Influences et postérité[modifier | modifier le code]

Conçue à l'origine par Julian Steward, l'écologie culturelle a été appropriée et retravaillée par de nombreux scientifiques. C'est ainsi que dans les années 1970, des chercheurs ont intégré à la réflexion de Steward des préoccupations d'ordre économique puis d'ordre politique ou spirituel afin de mieux saisir les transformations des paysages au cours du temps. Ce revirement théorique, qui a complètement modifié l'écologie culturelle telle qu'elle était conçue par Steward, s'est transformée en un véritable courant de pensée : l'anthropologie écologique[3]. Pareillement, l'anthropologue américain Marvin Harris va lui aussi repenser l'écologie culturelle en expliquant que les croyances, les coutumes, et plus généralement les domaines de la culture dans lesquels Steward niait l'impact environnemental, sont liés et, bel et bien, régis par l'environnement : c'est le matérialisme culturel[6]. En somme pour Harris et ses partisans, les sacrifices rituels aztèques ou encore l'interdit du porc au Moyen-Orient ne sont que des réactions d'adaptation à un contexte bien précis. Ainsi, il justifie la sacralité de la vache dans le sous-continent indien en expliquant que cette dernière est plus utile vivante, grâce à son lait ou à sa bouse (qui peut servir de fertilisant), que morte pour donner de la viande. L'approche particulièrement radicale de Harris a été très critiquée notamment par Claude Levi-Strauss qui a débattu avec l'anthropologue américain[6]. Mais la théorie de Steward a aussi été reprise par un certain nombre d'archéologues qui ont intégré l'écologie culturelle dans la réflexion plus large qu'est l'archéologie processuelle afin d'expliquer que le fonctionnement des sociétés anciennes répondait aux changements environnementaux. Toutefois, avec le développement des méthodes scientifiques de l'archéologie et l'étude de plus en plus approfondie du paléoclimat, les présupposés de l'écologie culturelle ont pu être mis à l'épreuve et vérifiés, rendant la théorie de Steward superflue[1].
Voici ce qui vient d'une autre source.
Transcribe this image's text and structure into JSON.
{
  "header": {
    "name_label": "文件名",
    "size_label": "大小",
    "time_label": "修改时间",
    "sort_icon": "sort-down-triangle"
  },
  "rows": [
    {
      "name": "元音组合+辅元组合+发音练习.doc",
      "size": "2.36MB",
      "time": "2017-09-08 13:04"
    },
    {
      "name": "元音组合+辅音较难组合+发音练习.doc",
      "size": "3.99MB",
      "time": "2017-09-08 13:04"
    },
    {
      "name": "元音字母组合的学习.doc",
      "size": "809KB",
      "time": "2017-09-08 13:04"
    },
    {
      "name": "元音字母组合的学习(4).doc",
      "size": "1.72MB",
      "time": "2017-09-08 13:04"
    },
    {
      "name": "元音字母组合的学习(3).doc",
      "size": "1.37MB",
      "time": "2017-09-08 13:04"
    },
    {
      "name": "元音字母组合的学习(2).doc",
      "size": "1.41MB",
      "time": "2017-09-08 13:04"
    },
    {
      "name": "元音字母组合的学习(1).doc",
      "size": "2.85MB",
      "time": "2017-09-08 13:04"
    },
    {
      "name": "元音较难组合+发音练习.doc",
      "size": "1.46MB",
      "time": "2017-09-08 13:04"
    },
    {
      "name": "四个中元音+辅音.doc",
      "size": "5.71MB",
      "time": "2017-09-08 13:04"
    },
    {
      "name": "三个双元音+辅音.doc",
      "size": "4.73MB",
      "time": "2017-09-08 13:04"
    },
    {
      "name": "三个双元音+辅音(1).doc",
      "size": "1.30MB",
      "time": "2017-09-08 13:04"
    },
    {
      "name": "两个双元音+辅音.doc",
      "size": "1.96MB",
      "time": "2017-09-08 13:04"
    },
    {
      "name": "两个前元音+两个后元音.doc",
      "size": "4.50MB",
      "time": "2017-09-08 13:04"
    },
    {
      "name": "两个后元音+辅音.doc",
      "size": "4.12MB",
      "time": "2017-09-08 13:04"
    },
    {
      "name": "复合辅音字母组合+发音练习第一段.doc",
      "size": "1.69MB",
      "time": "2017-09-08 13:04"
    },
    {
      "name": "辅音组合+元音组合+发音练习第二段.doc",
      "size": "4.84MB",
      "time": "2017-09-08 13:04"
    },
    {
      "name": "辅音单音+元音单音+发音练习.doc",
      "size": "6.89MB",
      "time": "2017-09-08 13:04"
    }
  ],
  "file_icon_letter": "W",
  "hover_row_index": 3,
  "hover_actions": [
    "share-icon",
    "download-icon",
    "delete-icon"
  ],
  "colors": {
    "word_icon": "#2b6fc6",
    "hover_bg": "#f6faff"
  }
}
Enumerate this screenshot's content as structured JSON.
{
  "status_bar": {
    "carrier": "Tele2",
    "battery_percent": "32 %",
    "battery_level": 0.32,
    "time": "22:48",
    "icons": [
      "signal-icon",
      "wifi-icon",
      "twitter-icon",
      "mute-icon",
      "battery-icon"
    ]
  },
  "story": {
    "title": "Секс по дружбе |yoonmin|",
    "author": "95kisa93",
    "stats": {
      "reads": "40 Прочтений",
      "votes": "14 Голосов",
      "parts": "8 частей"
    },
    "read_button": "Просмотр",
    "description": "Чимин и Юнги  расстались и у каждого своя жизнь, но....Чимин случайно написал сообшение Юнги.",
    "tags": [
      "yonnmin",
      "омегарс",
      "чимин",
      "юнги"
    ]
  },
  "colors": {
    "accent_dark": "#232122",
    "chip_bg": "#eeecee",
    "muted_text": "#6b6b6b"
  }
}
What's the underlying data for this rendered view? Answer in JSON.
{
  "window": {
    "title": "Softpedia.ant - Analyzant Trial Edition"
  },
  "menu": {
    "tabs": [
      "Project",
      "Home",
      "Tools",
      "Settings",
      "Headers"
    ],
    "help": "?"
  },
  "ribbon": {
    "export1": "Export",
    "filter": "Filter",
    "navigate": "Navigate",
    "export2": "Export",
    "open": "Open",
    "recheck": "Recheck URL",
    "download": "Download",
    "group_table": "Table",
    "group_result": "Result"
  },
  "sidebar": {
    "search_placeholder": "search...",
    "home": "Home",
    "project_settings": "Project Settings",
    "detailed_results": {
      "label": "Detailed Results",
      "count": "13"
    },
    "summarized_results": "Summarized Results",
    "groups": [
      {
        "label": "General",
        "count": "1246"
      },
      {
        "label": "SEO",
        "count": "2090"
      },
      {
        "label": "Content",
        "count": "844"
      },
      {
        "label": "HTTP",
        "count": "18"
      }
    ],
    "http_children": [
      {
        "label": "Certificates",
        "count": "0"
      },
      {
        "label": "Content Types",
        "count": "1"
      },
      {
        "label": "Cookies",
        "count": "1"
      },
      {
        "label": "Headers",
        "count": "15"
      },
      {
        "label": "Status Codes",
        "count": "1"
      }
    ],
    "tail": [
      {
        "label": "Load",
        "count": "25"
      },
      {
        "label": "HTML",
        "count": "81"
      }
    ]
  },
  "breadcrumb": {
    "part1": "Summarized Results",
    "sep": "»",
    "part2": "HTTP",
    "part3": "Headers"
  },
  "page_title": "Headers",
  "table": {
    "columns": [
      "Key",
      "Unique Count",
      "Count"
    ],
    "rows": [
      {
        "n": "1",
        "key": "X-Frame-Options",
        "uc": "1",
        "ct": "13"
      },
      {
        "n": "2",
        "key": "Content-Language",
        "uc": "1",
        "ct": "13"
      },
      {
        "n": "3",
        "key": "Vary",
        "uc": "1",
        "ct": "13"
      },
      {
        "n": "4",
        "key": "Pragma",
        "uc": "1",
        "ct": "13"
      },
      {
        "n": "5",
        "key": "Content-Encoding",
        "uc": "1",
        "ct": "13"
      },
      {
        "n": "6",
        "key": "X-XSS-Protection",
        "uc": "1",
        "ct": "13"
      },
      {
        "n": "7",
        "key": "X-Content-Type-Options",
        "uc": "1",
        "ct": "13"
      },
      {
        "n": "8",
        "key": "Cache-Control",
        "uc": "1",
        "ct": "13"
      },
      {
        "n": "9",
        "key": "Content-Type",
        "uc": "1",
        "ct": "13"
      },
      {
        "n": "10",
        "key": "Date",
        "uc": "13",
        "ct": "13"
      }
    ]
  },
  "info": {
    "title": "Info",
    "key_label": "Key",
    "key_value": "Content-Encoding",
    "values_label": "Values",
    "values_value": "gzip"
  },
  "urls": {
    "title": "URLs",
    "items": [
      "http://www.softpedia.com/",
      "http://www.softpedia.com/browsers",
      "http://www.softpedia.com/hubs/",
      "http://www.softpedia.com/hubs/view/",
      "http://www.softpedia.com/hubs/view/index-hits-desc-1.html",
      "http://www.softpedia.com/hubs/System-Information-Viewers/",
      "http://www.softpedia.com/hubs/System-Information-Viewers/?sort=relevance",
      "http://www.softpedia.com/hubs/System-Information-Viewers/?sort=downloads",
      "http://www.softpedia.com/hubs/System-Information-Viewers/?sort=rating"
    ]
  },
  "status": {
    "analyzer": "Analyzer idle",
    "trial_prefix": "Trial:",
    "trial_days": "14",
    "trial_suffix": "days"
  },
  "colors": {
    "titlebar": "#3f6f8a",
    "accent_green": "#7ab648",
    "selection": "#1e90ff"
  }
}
En somme, l'écologie culturelle a servi de base et d'inspiration à de nombreuses théories et courants de pensée, que ce soit l'anthropologie écologique, le matérialisme culturel ou l'archéologie processuelle, mais ce paradigme a aussi été critiqué et dépassé par l'émergence de nouvelles techniques.

Principales publications[modifier | modifier le code]

  • Julian Steward
    • (en) Theory of Culture Change : The Methodology of Multilinear Evolution, Urbana, University of Illinois Press,‎ 1955, 256 p.
    • (en) « Cultural Ecology », International Encyclopedia of the Social Sciences, New York, vol. 4,‎ 1968, p. 337-344
  • (en) Roy A. Rappaport, Pigs for the Ancestors : Ritual in the Ecology of a New-Guinea people, New Haven, Yale University Press,‎ 1967
  • (fr) Marvin Harris, Cannibales et Monarques : Essai sur l'origine des cultures, Paris, Flammarion,‎ 1979

Notes et références[modifier | modifier le code]

  1. a et b (fr) François Djindjian, Manuel d'archéologie : Méthodes, objets, et concepts, Paris, Armand Colin,‎ 2011 [lire en ligne]
  2. (en) Julian Steward, « Cultural Ecology », International Encyclopedia of the Social Sciences, New York, vol. 4,‎ 1968, p. 337
  3. a et b (fr) Yanni Gunnell, Écologie et société : Repères pour comprendre les questions d'environnement, Armand Colin,‎ 2009, 415 p. (lire en ligne)
  4. a et b (fr) Philippe Descola, L'écologie des autres : L'anthropologie et la question de la nature, Versailles, Éditions Quæ,‎ 2011
  5. (fr) Encyclopédie des Pygmées Aka I fasc 2 : Techniques, langage et société des chasseurs-cueilleurs de la forêt centrafricaine, Paris, Peeters,‎ 1991 (lire en ligne)
  6. a et b (fr) Martine Segalen, Ethnologie : concepts et aires culturelles, Paris, Armand Colin,‎ 2001, 320 p. (lire en ligne)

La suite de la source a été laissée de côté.